The European Central Bank’s digital euro: an assessment
Euro sculpture in front of the headquarters of the European Central Bank (ECB) in Frankfurt am Main
The European Central Bank (ECB) communicated its initial assessment of the digital euro a few weeks ago. In the report published on this occasion, the ECB gives a first insight into its ideas on the digital euro. In this guest article, Jonas Groß, Philipp Sandner and Alexander Bechtel assess the ECB’s report and discuss its three most important aspects.
In October, the European Central Bank (ECB) published its long-awaited „Report“ on the digital euro, a digital central bank currency (CBDC) for the euro area. The ECB addresses the issue of the digital euro from the perspective of its mandate. The ECB’s primary intention is to create a digital form of Bitcoin Bank cash for European citizens rather than a programmed form of the euro for European industry. However, in view of the ECB’s analysis, it is clear that the digital euro outlined by the ECB is not a digital version of cash. For example, the ECB is currently keeping it open whether the digital euro will be token-based, non-interest-bearing and anonymous – all core characteristics of cash.
Key contents of the report
In its report, the ECB stresses that it has not yet decided whether a digital euro will actually be introduced. At the same time, however, the central bank stressed that it was ready to introduce a digital euro „if the need arose“. The ECB defines the following scenarios which could lead to the need for a digital euro:
First, to support the digitisation of the European economy.
Secondly, a digital euro could be a response to a significant decrease in the use of cash as a means of payment.
Thirdly, a digital euro could be needed to reduce dependence on foreign CBDCs or private digital coins, such as Libra, China’s DC/EP, or a US CBDC.
In addition to these scenarios, the ECB also discusses risks that could arise from a digital euro, such as those related to financial stability, regulation, IT security, capital flows and the euro exchange rate. The ECB stresses that such risks need to be adequately addressed and therefore sets out requirements that a digital euro must meet to counter such risks.
Three key aspects of the digital euro
The following three key aspects are helpful in interpreting the report correctly. For example, the report and the outlined proposals for the digital euro show that the digital euro is not digital cash. Furthermore, the ECB unfortunately neglects the aspect of programmability, although this very aspect is extremely important for industrial applications. Finally, it can already be seen that existing financial intermediaries will play an important role even with a digital euro from the ECB.

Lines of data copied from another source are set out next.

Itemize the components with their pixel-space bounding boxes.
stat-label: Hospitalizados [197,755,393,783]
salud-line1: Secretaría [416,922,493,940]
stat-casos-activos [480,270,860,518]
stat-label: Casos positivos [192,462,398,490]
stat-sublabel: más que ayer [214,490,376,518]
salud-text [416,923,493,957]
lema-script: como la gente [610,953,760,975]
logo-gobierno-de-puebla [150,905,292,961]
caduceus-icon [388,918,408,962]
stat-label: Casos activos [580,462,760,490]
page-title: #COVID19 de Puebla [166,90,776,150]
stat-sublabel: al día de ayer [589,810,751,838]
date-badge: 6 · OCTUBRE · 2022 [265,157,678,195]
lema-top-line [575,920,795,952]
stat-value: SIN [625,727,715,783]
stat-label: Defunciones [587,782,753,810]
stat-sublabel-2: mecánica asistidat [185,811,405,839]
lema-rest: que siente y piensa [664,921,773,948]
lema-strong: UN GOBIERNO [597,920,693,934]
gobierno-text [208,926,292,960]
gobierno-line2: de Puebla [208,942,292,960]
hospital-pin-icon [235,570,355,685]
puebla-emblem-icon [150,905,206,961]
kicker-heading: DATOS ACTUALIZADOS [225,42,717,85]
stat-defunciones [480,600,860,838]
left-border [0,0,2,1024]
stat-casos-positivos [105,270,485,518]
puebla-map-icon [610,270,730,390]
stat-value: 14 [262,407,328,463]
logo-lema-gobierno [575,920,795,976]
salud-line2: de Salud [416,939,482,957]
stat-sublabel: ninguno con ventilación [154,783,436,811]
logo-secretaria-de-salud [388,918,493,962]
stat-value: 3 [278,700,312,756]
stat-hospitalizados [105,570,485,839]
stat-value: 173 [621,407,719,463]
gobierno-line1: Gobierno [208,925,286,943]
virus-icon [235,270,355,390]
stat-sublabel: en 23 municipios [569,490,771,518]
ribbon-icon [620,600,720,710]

1 The digital euro is not digital cash
In the report, the ECB stresses that the digital euro should be a kind of „digital cash“. It would therefore be expected that the digital euro would have to imitate the characteristics of physical cash as closely as possible. However, this is not the case. The principles of the digital euro discussed in the ECB report differ significantly from the basic characteristics of physical cash: first, cash is a bearer instrument and a token-based form of money. Second, cash does not yield interest. Thirdly, cash allows transactions to be carried out anonymously, at least up to a certain threshold (e.g. 10,000 euros in Germany). The ECB has so far not committed itself to any of these three characteristics. Instead, the ECB is currently keeping open the possibility of making a digital euro account-based, interest-bearing and non-anonymous.